In a village on the other side of the island where I live, I met a little boy named Nini. He’s four-years old, full of energy and loves all things sweet. His mother tells me he’s an ‘ocean boy’. He’s from the village Salani, a little slice of paradise alongside our island’s coast that is more ocean than it is land.

I met Nini on a coastal village project I’m implementing to start the archival of village song and dance. Nini is our youngest dancer, singer and star of the show. I watch him jump in the ocean the whole day, help steady the boat so the other dancers can get in, and he even tells me, “be careful standing there you’re going to get wet”. He knows his village waves, tides and currents so well.

He is ocean and ocean is him.

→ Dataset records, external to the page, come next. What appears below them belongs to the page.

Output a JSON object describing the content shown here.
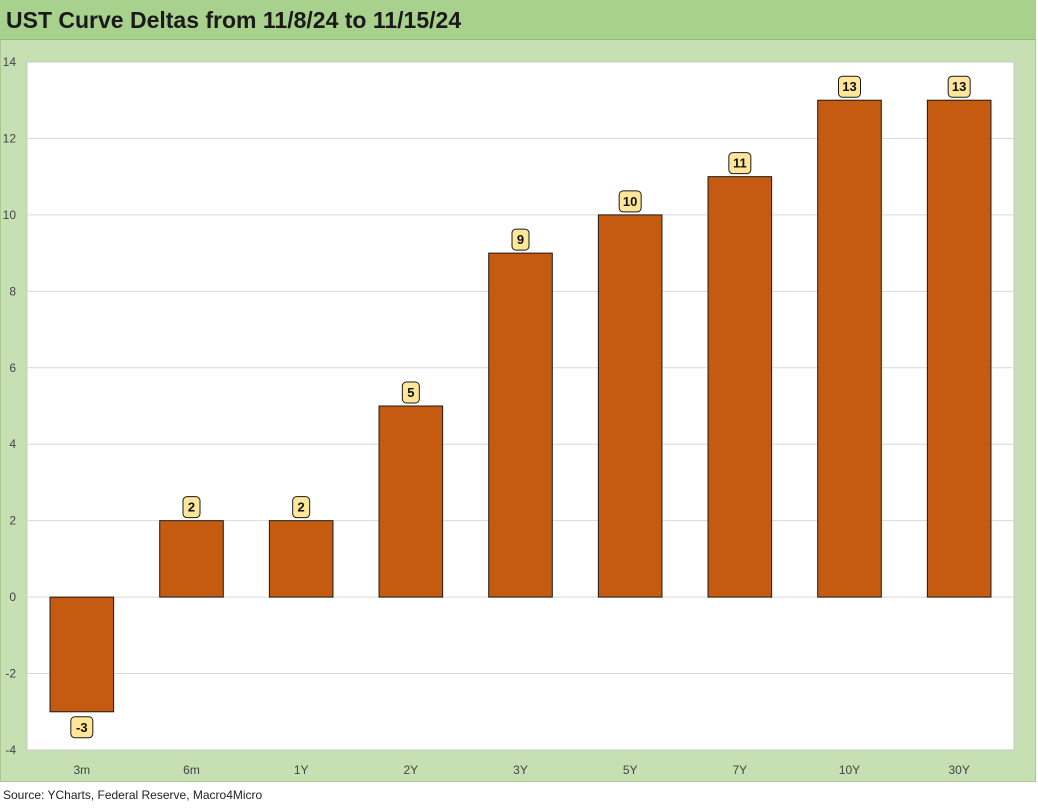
{
  "title": "UST Curve Deltas from 11/8/24 to 11/15/24",
  "source": "Source: YCharts, Federal Reserve, Macro4Micro",
  "colors": {
    "bar": "#c55a11",
    "label_bg": "#ffe699",
    "frame": "#c6e0b4",
    "title_bar": "#a9d18e"
  },
  "chart_data": {
    "type": "bar",
    "title": "UST Curve Deltas from 11/8/24 to 11/15/24",
    "xlabel": "",
    "ylabel": "",
    "categories": [
      "3m",
      "6m",
      "1Y",
      "2Y",
      "3Y",
      "5Y",
      "7Y",
      "10Y",
      "30Y"
    ],
    "values": [
      -3,
      2,
      2,
      5,
      9,
      10,
      11,
      13,
      13
    ],
    "data_labels": [
      "-3",
      "2",
      "2",
      "5",
      "9",
      "10",
      "11",
      "13",
      "13"
    ],
    "ylim": [
      -4,
      14
    ],
    "yticks": [
      -4,
      -2,
      0,
      2,
      4,
      6,
      8,
      10,
      12,
      14
    ],
    "ytick_labels": [
      "-4",
      "-2",
      "0",
      "2",
      "4",
      "6",
      "8",
      "10",
      "12",
      "14"
    ],
    "grid": true,
    "legend": "none"
  }
}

There’s a connection there that is so natural and tied to his identity as a ‘small island big ocean’ boy from the village of Salani. Ocean protection, conservation and efforts to protect our great blue is for kids like him. He reminded me that every day new ocean guardians are born and we’re not alone.

I met Nini just as the world was preparing for the Our Ocean Conference, in Mombasa, Kenya. Remembering that the hope for the protection of Salani’s waters was being carried by ocean protectors on the other side of the world making their way to Africa. This year marked the first time the conference was hosted on the continent, indicating a new chapter of ocean governance and leadership. We were turning towards Global South communities who held answers and waited with open hands for the roadmap towards effective ocean protection.